12      Dans le cadre de l’examen de la première branche du moyen unique, le Tribunal, aux points 35 à 38 de l’arrêt attaqué, a jugé que la mention « véhicules ; appareils de locomotion par terre, par air ou par eau », figurant dans la demande de marque communautaire, devait être interprétée comme visant à protéger la marque LAMBRETTA pour la totalité des produits figurant sur la liste alphabétique relative à la classe 12 au sens de l’arrangement de Nice. Il a ainsi considéré que, même si les « pièces de rechange pour scooters » ne figuraient pas en tant que telles sur la liste alphabétique des produits de cette classe 12, il y avait lieu, pour la chambre de recours, d’examiner l’utilisation sérieuse de cette marque pour les nombreux accessoires et pièces pour véhicules qui y figuraient. Par conséquent, constatant que la chambre de recours n’avait pas examiné l’usage sérieux de ladite marque pour lesdites pièces de rechange pour scooters, le Tribunal a accueilli cette première branche et a annulé la décision litigieuse.
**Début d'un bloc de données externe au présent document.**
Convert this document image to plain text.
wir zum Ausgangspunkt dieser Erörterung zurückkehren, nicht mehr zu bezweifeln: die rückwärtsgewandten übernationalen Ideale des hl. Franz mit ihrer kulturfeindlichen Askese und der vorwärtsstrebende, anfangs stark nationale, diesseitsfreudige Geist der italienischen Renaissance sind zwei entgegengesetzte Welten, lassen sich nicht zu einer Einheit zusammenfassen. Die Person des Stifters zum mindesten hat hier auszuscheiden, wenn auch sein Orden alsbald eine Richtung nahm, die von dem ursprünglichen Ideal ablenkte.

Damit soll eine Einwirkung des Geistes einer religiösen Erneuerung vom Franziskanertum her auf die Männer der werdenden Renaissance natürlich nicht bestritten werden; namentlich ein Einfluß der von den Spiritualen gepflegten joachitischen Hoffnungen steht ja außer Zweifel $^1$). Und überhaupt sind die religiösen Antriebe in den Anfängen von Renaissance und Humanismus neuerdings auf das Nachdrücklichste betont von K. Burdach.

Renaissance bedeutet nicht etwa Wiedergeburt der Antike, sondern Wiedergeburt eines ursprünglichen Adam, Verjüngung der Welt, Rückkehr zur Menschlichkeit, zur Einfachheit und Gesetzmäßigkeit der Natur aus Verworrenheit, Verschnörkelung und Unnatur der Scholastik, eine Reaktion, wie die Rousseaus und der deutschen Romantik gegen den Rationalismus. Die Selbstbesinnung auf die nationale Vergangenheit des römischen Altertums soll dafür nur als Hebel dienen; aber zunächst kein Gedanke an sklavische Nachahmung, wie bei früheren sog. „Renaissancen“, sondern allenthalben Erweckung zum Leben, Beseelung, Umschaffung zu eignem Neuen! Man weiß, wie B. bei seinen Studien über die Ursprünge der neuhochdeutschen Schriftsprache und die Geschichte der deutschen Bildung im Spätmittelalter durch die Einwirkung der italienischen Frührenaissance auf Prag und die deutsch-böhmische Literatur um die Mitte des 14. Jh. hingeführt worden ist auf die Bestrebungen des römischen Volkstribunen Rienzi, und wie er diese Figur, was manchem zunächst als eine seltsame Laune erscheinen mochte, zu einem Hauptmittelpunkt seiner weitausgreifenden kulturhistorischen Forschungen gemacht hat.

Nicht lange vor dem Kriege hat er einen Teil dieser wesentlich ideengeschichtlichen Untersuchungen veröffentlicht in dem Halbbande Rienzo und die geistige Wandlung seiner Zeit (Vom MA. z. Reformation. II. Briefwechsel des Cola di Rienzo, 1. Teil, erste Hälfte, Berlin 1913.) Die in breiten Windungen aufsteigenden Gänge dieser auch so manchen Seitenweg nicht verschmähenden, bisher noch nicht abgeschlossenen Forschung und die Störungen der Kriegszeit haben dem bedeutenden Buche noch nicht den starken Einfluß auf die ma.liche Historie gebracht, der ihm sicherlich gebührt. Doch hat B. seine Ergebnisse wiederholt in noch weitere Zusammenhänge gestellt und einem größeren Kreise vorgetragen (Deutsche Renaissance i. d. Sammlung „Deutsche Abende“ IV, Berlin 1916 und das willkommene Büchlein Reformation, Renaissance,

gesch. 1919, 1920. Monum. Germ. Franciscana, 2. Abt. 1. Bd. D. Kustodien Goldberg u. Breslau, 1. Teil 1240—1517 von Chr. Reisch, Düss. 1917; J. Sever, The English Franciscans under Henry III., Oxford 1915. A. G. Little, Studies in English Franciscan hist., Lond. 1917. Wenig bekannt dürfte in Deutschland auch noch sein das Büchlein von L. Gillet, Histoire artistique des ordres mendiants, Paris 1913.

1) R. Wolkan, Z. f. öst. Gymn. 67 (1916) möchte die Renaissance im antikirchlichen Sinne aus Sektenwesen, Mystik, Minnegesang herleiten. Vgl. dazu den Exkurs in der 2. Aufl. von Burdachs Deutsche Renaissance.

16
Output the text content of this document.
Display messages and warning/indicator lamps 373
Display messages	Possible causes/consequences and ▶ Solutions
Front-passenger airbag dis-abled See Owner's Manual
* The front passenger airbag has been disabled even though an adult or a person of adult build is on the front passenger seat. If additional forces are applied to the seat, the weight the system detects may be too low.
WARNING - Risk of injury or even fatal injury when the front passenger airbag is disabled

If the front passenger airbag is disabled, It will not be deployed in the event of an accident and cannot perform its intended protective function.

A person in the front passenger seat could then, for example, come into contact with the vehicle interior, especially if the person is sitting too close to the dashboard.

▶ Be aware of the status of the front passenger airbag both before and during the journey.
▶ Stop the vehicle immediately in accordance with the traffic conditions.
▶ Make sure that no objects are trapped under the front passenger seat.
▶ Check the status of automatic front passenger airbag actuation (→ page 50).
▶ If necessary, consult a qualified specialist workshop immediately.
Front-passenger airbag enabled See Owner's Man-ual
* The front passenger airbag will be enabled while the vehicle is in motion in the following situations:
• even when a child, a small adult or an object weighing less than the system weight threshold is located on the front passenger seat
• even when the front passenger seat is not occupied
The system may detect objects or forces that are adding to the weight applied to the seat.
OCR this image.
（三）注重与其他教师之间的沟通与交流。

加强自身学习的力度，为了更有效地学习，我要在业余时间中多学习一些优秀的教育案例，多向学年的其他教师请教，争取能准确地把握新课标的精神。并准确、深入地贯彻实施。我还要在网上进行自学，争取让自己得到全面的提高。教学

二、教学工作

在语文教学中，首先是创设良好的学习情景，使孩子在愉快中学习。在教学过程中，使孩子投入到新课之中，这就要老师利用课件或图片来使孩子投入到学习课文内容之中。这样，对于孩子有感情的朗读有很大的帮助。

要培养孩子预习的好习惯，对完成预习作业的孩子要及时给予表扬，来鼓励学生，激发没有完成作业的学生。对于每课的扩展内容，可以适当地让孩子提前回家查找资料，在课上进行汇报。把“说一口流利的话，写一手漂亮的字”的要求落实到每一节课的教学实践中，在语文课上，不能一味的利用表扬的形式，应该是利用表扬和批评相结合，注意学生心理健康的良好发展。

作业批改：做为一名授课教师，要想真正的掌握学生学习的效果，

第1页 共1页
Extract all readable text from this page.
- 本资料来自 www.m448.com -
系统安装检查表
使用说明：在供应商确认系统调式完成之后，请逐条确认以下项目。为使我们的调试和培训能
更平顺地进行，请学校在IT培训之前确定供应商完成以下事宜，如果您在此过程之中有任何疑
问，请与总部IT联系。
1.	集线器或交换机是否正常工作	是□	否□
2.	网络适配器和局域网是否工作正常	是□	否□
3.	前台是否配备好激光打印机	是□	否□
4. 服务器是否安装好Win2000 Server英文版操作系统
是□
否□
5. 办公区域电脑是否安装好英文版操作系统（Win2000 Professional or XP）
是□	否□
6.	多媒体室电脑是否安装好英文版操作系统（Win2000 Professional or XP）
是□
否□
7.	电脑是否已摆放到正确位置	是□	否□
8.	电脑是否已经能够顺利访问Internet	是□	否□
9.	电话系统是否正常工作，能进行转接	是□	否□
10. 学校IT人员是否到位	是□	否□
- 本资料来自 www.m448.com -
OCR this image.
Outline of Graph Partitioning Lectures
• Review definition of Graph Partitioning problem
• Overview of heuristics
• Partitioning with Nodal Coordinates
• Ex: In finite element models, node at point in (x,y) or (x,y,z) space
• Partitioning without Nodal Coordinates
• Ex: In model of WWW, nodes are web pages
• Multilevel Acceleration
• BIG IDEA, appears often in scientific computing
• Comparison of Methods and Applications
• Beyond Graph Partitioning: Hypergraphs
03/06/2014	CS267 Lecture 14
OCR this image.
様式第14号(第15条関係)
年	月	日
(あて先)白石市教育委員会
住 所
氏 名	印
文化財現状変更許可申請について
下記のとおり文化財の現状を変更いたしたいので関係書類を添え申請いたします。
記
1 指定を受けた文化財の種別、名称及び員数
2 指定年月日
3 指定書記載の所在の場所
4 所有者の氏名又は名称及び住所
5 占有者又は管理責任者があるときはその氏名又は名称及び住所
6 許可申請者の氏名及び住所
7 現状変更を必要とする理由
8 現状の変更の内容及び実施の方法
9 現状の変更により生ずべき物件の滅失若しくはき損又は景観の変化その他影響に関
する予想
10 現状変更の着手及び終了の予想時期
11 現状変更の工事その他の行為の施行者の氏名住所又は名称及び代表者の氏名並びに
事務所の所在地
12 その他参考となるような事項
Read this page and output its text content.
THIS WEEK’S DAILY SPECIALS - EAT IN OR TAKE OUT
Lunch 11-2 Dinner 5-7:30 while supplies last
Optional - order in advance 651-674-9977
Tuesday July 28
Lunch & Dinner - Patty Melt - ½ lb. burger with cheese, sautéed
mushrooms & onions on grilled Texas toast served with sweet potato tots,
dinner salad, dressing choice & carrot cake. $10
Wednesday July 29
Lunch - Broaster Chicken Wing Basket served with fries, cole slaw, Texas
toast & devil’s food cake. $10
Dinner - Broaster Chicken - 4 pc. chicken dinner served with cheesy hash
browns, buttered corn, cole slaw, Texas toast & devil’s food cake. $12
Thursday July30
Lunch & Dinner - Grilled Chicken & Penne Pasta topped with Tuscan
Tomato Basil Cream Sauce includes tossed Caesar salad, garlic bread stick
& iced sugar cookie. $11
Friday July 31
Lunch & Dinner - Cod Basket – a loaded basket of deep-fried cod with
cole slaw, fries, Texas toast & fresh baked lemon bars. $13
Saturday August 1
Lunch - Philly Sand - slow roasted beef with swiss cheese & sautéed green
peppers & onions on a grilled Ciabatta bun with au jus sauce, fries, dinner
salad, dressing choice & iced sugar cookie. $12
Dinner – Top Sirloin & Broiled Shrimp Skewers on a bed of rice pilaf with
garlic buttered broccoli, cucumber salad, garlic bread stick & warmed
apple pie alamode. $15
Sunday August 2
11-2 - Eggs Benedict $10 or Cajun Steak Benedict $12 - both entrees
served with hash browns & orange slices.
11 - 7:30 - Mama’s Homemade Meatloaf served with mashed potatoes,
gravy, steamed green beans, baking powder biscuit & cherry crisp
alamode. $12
13      S’agissant de la seconde branche du moyen unique, le Tribunal a jugé, aux points 42 à 44 de l’arrêt attaqué, que, en conséquence de l’annulation de la décision litigieuse décidée dans le cadre de la première branche, la chambre de recours devait examiner si Scooters India avait fait usage de la marque LAMBRETTA pour les pièces de rechange. Il a considéré que cet examen devait être conduit suivant les critères énoncés par la Cour dans son arrêt du 11 mars 2003, Ansul (C‑40/01, EU:C:2003:145, points 40 à 43).

 Les conclusions des parties devant la Cour

14      Brandconcern demande à la Cour :

–        d’annuler l’arrêt attaqué ;

–        de rejeter le recours de Scooters India tendant à l’annulation de la décision litigieuse ;

–        à titre subsidiaire, d’annuler l’arrêt attaqué, dans la mesure où il a annulé la décision litigieuse en ce qui concerne les produits « véhicules ; appareils pour locomotion par terre, par air ou par eau », relevant de la classe 12 au sens de l’arrangement de Nice, et

–        de condamner l’EUIPO et Scooters India aux dépens.

15      L’EUIPO demande à la Cour :

–        de rejeter le pourvoi comme étant irrecevable ;

–        à titre subsidiaire, de rejeter le pourvoi comme étant non fondé, et

–        de condamner Brandconcern aux dépens.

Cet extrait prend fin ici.